Architecture Overview

Key	Value
Status	Active
Owner	QA Automation
Updated	2026-03-26
Scope	System design, data flow, and operational building blocks

PW-Tests is built around one idea: tests should produce reusable operational evidence, not just a red or green line in CI. That is why the architecture is wider than Playwright itself. A run starts in Playwright, but it keeps going through logging, classification, Slack reporting, historical matching, dashboards, and long-term documentation.

Core Design Principles

Principle	What It Means In Practice
Tests stay focused	Tests verify behavior. They do not decide policy, reporting, or recovery rules on their own.
Evidence is reusable	The same run data feeds Slack alerts, OpenSearch, Grafana, reports, and healing workflows.
Site-specific behavior lives in configuration	Shared logic stays in framework code; per-site differences stay in config and handlers.
Operational clarity matters	The system tries to distinguish regression, flake, infra noise, and already-known incidents.
Reliability beats cleverness	Fast health checks run often; deeper suites run when the signal is worth the time.

High-Level System View

%%{init: {'theme':'base'}}%%
flowchart LR
    CI["GitLab schedules and manual runs"] --> PW["Playwright suites"]
    PW --> EL["EventLogger and reporter output"]
    EL --> ART["Artifacts and local run files"]
    EL --> OS["OpenSearch"]
    EL --> SL["Slack notifications"]
    OS --> GR["Grafana dashboards"]
    ART --> AI["Healing, incident matching, reports"]
    AI --> SL
    AI --> HIST["Failure history and incident stores"]
    HIST --> SL

Main Subsystems

Subsystem	What It Owns
`tests/`	Playwright suites for smoke, PDT, E2E, mobile, content, visual, and more
`src/core/`	EventLogger, shared test hooks, base helpers, log schema
`src/config/`	Site configuration, selectors, content registry
`src/services/`	Incident matching, failure priors, cause assessment, intelligence
`src/integrations/`	Slack and service integration wrappers
`src/reporting/`	Reporter pipeline and report data preparation
`scripts/ci/`	Slack notifiers, reports, recovery replies, merge and CI utilities
`scripts/monitoring/`	Consent, selector, URL, robots.txt, sitemap, Grafana visual checks
`observability/`	Grafana dashboard-as-code, OpenSearch setup, Prometheus integration
`.confluence/`	Confluence publishing flow and formatting rules

Suite Layout

The system is broader than the original smoke-plus-E2E model. The current platform includes:

Area	Purpose
Smoke	Fast health signal
Shadow	Continuous degradation monitoring
PDT	Post-deploy confidence checks
E2E	Full user journeys
User-Flows	Auth, premium, and session-sensitive flows
Mobile	Responsive, touch, and mobile-performance tiers
Content	Registry-driven content module validation
Visual	Structural screenshot comparisons
Performance	Core Web Vitals and baseline comparison
Ads	Ad placement and rendering checks
Events	Analytics event verification
Monitors	Consent, selectors, URLs, robots.txt, sitemap health, Grafana visual quality

How A Run Moves Through The System

1. Scheduling

Runs start from GitLab schedules, manual web triggers, post-deploy workflows, or local development.

2. Test Execution

Playwright executes the relevant suite or project. Some suites are intentionally sequential for stability. Others are narrow and fast by design.

3. Logging

The EventLogger writes structured records locally and, when configured, to OpenSearch. The reporter adds run summaries, screenshot records, and step records used by Grafana and investigation workflows.

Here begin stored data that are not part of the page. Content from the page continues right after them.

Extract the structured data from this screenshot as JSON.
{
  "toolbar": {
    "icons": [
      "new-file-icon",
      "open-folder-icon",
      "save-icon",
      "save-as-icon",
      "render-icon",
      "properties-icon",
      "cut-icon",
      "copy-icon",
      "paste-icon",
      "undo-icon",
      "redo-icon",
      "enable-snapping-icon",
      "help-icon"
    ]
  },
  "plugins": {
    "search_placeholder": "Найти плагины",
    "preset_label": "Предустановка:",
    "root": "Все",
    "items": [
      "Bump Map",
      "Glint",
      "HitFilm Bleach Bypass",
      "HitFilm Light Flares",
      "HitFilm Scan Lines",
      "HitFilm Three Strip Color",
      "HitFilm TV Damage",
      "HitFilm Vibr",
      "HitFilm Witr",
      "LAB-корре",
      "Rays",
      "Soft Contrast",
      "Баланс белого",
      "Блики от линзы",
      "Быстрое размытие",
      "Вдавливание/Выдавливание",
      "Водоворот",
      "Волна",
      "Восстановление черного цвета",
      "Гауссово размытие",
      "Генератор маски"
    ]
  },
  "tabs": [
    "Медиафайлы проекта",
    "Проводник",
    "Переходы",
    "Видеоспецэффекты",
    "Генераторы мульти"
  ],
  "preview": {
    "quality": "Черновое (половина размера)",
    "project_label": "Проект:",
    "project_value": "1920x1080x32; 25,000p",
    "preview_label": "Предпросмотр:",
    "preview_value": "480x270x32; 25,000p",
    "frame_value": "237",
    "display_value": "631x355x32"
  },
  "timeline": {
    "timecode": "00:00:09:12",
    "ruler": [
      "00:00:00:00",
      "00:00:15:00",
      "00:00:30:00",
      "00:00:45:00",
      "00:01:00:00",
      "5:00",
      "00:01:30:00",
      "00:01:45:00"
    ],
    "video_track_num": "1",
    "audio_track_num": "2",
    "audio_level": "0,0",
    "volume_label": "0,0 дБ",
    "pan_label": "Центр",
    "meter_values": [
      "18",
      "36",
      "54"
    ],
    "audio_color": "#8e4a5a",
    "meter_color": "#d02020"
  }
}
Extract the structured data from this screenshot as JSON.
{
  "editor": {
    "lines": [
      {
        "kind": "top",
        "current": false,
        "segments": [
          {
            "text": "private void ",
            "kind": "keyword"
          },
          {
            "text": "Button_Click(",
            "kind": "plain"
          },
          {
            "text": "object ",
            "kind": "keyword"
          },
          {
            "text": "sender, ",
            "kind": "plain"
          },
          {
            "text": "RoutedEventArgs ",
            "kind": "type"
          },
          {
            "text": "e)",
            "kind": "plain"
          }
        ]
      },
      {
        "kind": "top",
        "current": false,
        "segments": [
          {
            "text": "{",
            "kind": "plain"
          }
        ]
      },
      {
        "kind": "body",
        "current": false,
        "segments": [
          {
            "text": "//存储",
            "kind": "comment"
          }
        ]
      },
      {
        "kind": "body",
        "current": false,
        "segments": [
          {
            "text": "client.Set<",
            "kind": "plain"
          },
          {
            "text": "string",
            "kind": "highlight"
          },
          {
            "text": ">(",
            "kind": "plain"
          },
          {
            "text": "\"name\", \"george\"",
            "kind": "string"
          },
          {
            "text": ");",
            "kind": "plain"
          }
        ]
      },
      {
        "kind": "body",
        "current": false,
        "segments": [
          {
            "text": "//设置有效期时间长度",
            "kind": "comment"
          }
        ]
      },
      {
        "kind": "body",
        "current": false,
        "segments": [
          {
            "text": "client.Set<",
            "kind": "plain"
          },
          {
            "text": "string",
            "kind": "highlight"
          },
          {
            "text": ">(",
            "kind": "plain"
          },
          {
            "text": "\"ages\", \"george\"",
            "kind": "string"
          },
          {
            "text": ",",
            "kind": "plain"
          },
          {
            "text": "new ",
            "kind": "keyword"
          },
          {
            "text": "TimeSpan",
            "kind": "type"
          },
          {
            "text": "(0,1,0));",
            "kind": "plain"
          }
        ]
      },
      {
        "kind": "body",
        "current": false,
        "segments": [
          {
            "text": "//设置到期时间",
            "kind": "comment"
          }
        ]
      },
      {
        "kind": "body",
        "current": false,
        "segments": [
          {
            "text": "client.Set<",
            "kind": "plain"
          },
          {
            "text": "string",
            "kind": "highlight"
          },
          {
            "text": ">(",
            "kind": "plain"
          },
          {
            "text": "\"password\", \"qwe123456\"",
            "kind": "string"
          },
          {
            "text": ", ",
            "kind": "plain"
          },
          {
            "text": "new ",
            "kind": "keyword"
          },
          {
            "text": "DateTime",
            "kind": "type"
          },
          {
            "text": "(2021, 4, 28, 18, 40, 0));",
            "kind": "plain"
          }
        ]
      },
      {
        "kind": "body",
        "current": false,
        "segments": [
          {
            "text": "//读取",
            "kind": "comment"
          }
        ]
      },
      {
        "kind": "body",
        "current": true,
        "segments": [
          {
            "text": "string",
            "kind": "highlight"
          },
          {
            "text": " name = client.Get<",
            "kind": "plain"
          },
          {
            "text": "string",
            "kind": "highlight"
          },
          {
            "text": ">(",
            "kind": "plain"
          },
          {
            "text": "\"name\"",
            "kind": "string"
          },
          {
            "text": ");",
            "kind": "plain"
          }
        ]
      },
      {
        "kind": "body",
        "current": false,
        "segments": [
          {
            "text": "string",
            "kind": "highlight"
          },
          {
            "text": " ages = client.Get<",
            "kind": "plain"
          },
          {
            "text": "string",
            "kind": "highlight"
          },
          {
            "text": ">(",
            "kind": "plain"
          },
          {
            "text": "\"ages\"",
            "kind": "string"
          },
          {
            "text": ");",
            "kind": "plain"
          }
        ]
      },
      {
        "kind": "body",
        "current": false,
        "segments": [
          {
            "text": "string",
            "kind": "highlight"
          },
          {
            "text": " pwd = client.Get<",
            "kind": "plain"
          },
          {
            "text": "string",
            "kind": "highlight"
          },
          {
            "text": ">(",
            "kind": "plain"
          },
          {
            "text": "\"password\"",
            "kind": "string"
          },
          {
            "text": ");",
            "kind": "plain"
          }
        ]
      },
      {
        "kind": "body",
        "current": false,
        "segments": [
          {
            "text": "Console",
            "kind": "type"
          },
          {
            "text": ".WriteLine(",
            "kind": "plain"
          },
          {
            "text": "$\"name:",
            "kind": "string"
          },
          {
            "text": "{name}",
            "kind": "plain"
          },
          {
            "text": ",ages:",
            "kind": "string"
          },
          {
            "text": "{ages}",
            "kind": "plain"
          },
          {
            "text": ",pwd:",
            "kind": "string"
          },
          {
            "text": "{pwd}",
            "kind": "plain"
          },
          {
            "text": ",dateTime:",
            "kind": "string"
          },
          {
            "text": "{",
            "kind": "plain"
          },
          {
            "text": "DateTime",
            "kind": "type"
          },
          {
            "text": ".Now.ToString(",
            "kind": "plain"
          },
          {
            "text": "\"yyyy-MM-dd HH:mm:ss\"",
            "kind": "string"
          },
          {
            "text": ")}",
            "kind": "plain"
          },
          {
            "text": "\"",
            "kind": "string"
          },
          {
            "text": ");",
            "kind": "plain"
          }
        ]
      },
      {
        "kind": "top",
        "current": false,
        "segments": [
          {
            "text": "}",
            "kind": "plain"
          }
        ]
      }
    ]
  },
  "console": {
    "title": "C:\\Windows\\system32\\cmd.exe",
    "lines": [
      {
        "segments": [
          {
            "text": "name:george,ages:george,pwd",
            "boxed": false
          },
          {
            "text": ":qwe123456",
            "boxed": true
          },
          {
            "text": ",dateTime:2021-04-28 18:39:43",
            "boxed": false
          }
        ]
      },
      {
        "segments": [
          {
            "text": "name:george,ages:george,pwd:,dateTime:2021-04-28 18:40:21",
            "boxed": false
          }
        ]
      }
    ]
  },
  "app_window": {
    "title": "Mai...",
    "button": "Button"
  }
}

4. Classification And Post-Processing

After execution, post-processing scripts can:

send Slack alerts
match a failure against known incidents
look at historical recurrence
add root-cause confidence
post recovery replies when an issue stops repeating
generate weekly or monthly summaries

5. Human Consumption

The same data is then visible in:

Slack for immediate action
Grafana for trends and investigation
Confluence and markdown docs for long-term system memory

Event And Reporting Architecture

Layer	What It Produces	Who Uses It
EventLogger	detailed event stream	debugging, AI workflows, telemetry
Reporter	test summaries, screenshots, step records	Grafana, Slack, reports
Failure history	recurrence over time	humanized notifications, priors
Incident store	known resolved or open incidents	root-cause tagging and matching
Cause assessor	confidence-weighted verdicts	Slack investigations and future predictive workflows

Why The Logging Model Changed

Older versions of the repo mixed multiple logging styles and left operators stitching together context by hand. The current model is simpler:

one event pipeline instead of several overlapping ones
shared identifiers across reporter and logger records
local artifacts for direct debugging
OpenSearch records for dashboards and long-term analysis

This is what makes things like recurrence detection, incident clustering, and recovery replies possible.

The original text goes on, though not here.